4 of 16 comments (clear)

  1. Different for the sake of being different. by Stochio · · Score: 3, Interesting

    If you look through the file it has references to java files, pascal files, C++ files, and perl files. I don't get it. I understand that in this document just the hashes are listed to source code - but does this also imply that the source code is being distributed?
    On an additional note, I see references to jpg, gif,and bmp files. I must be interpreting this files incorrectly. Why else would source code of 4+ high-level languages and 3+ image formats be in the same project?

  2. Translation for the Layman? by Richard+M.+Nixon · · Score: 2, Interesting

    Now election authorities have a reference database to compare with the digital signatures of software provided to them by vendors. However, only digital signatures of the same versions of software voluntarily provided by voting software vendors are available on the web site. Election authorities having other versions, or versions which have been altered for authorized reasons, will be unable to use this web site for a digital signature comparison.

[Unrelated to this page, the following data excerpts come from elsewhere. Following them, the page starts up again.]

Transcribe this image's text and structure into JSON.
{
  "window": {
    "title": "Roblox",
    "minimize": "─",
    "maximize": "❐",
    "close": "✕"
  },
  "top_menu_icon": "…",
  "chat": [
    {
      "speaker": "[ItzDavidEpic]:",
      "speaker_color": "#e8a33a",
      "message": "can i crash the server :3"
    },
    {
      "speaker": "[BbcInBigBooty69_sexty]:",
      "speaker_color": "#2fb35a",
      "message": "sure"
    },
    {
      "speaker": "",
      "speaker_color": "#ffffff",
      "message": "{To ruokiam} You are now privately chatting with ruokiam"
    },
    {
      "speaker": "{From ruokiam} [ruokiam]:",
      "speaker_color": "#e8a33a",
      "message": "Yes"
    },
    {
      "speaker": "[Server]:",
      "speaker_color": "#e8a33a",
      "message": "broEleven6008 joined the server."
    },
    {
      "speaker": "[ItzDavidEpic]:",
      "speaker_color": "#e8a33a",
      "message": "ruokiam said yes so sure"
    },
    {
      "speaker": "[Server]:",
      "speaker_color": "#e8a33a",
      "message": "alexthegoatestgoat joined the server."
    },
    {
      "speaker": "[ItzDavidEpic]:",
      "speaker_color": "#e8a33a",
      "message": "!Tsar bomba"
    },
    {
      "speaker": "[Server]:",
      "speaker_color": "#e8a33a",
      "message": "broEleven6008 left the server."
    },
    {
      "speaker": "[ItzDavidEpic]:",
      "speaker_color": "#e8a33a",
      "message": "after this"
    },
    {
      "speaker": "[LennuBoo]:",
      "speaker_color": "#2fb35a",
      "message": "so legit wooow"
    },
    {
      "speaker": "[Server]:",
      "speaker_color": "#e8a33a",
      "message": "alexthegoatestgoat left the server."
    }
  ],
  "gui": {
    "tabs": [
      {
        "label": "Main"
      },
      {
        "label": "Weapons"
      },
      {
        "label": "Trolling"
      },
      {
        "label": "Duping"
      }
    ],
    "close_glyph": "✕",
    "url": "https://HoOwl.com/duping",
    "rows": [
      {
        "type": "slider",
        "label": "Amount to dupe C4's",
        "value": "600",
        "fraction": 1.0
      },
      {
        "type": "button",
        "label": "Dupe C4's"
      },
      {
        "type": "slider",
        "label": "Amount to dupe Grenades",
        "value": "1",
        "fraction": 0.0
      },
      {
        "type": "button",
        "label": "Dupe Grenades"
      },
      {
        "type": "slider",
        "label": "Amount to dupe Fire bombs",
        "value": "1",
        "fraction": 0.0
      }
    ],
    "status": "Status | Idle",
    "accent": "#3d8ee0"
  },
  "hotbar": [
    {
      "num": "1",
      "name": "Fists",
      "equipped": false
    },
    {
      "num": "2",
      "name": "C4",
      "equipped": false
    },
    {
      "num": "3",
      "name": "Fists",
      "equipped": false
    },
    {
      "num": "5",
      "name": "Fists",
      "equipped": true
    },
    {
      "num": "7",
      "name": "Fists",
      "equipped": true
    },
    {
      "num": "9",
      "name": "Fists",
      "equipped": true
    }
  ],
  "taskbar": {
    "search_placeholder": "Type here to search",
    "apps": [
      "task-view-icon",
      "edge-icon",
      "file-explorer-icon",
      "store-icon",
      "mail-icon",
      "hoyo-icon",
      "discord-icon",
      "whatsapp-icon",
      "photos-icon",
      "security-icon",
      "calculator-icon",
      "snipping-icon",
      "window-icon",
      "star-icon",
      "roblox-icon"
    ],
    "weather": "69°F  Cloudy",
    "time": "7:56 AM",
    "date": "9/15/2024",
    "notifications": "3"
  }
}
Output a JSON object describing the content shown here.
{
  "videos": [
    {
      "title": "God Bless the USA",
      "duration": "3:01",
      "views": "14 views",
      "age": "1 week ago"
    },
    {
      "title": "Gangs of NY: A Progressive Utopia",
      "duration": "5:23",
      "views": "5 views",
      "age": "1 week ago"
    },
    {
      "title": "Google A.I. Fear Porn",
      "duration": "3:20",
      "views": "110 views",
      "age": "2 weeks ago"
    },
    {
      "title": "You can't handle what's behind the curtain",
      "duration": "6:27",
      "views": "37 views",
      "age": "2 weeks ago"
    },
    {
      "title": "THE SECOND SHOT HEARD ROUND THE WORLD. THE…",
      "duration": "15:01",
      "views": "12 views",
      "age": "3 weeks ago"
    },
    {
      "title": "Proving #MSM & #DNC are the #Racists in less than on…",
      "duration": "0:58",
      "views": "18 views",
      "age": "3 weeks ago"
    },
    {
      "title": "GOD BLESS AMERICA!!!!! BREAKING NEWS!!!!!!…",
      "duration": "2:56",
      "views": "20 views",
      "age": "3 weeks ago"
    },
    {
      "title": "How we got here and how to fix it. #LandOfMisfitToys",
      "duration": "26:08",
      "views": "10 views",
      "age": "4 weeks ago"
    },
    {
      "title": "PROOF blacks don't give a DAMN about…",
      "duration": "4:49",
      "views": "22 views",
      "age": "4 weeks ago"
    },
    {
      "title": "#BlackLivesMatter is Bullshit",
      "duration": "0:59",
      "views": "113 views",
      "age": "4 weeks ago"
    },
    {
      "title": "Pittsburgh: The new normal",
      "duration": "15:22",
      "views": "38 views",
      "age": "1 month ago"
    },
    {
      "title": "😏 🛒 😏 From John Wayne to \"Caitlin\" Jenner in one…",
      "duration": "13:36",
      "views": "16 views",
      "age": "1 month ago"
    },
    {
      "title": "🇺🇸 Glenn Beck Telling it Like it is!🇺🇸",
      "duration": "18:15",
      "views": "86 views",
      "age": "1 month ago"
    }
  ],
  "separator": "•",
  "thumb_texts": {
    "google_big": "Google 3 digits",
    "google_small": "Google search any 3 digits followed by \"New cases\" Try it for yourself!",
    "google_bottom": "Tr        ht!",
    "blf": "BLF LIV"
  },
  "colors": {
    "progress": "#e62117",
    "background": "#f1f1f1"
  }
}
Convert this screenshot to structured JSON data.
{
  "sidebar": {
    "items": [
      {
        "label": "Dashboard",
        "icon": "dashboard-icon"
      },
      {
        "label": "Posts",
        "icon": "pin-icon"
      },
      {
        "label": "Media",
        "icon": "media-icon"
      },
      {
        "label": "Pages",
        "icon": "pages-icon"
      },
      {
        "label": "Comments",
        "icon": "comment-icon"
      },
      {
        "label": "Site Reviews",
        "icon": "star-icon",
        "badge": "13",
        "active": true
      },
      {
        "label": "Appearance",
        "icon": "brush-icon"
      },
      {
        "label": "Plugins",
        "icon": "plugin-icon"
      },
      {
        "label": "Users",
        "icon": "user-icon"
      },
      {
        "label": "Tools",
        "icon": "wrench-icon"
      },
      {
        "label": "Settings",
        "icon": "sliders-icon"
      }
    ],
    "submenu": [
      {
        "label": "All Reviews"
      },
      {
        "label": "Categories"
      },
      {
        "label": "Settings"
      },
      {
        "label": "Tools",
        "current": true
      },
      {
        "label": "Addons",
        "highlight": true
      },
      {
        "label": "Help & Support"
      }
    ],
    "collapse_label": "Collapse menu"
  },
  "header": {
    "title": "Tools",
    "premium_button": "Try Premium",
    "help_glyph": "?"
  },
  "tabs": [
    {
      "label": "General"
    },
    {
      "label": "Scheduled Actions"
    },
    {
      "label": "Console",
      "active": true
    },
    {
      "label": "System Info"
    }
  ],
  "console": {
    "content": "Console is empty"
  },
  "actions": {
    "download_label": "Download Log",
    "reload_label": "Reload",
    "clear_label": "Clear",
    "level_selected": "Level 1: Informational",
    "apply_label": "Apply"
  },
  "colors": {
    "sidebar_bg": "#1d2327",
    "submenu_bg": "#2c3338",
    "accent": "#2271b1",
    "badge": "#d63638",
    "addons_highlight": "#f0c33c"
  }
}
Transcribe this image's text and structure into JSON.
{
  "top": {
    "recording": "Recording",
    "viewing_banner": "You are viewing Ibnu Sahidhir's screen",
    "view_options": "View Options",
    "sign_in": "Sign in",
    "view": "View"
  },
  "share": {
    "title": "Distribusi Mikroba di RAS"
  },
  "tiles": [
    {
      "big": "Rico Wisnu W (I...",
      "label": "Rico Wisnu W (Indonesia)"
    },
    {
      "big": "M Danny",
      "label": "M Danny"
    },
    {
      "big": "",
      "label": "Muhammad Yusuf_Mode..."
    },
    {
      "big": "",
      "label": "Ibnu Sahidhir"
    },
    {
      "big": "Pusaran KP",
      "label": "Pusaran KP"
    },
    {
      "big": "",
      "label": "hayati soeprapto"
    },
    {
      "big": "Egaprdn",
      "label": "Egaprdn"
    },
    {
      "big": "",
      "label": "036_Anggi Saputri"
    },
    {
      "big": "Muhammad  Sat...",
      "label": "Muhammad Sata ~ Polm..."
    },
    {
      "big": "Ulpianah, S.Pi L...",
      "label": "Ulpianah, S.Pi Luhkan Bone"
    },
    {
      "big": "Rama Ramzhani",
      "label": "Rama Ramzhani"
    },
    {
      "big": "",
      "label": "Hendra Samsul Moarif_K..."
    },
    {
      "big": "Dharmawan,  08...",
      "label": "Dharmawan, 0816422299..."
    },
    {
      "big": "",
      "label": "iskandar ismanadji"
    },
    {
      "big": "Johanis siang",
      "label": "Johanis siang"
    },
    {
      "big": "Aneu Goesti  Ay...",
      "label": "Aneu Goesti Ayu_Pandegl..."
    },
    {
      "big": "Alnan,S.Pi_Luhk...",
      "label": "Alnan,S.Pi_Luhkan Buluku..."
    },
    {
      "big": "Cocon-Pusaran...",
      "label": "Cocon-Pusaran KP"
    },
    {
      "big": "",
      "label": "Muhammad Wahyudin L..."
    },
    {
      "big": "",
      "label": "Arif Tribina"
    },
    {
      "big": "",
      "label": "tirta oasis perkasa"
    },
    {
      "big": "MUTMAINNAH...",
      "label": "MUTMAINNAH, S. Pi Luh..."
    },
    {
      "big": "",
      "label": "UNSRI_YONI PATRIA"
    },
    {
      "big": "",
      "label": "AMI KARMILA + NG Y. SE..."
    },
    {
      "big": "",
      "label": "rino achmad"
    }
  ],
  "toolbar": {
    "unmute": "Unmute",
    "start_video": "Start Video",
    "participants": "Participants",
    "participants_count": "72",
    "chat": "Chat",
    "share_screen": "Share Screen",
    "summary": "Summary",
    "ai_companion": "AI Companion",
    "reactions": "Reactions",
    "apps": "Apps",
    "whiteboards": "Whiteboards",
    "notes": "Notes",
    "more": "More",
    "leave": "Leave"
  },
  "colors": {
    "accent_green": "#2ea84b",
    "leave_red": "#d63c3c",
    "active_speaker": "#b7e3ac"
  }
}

    I'm not sure but I think what this means is that their software can be used to verify that the software that the vendor has sold them is indeed the software that is installed on the machine.

    For example, that DIEBOLD AccuVote-OS CC 2.0.12 AE is installed on a machine.

    If this is true, then it only confirms that you have the software you think you have on the system. It does not mean that said software will tally an accurate vote. (Having competent software is a different question entirely of what software you have installed on a system.)

    Also....

    This data may only be used with software that has not yet been installed on a voting machine. With limited exception, once software is installed on a voting machine, it is incapable of generating a digital signature.

    I'm not sure I understand why it couldn't be verified afterwards.

    Can someone explain this?

    At the very least couldn't you wipe the voting machines harddrive and do a re-install?

    --
    Nobody died when Nixon lied.
    I'm meeting you half way you stupid hippies!
  3. Re:What about the paper? by schmaltz · · Score: 2, Interesting

    Except that with paper ballots there is a paper trail. With that you can find out that voter's dead, or the reg is fictitious.

    However, with Diebold you can simply go in and manipulate totals directly. No physical evidence. Much easier to steal an election, in a currently uncontested way. Of course, the aftermath of this election will probably involve a couple orders of magnitude more attorneys and jurisdictions than in 2000, so it remains to be seen whether an election stolen by computer will go unchallenged.

    --
    Big Daddy, Johnny, Burp, Aunt Zelda, Scott, Slurp, Big Momma ... where's Siggy?
  4. Oops, scratch my previous post by Rayonic · · Score: 2, Interesting
    Turns out that the paper trail is not printed out on the fly. The only thing captured on the fly is an "image" of the voter's ballot. What other kind of data is stored I do not know.

    From the Diebold web site:
    When a voter casts their ballot using the Diebold touch screen system, the ballot selections are immediately encrypted and stored in multiple locations within the voting station. When stored, the order of cast ballots is scrambled to further insure ballot anonymity. The image of each and every ballot cast on the voting station is captured, and can be anonymously reproduced on standard paper should a hard copy of ballots be required for recount purposes. Once voting concludes at a precinct, a printed election results report is printed as a permanent record of all activity at each voting station. This printed record is used to audit the electronic tabulation of votes conducted during the election canvas process, when final, official election results are reported.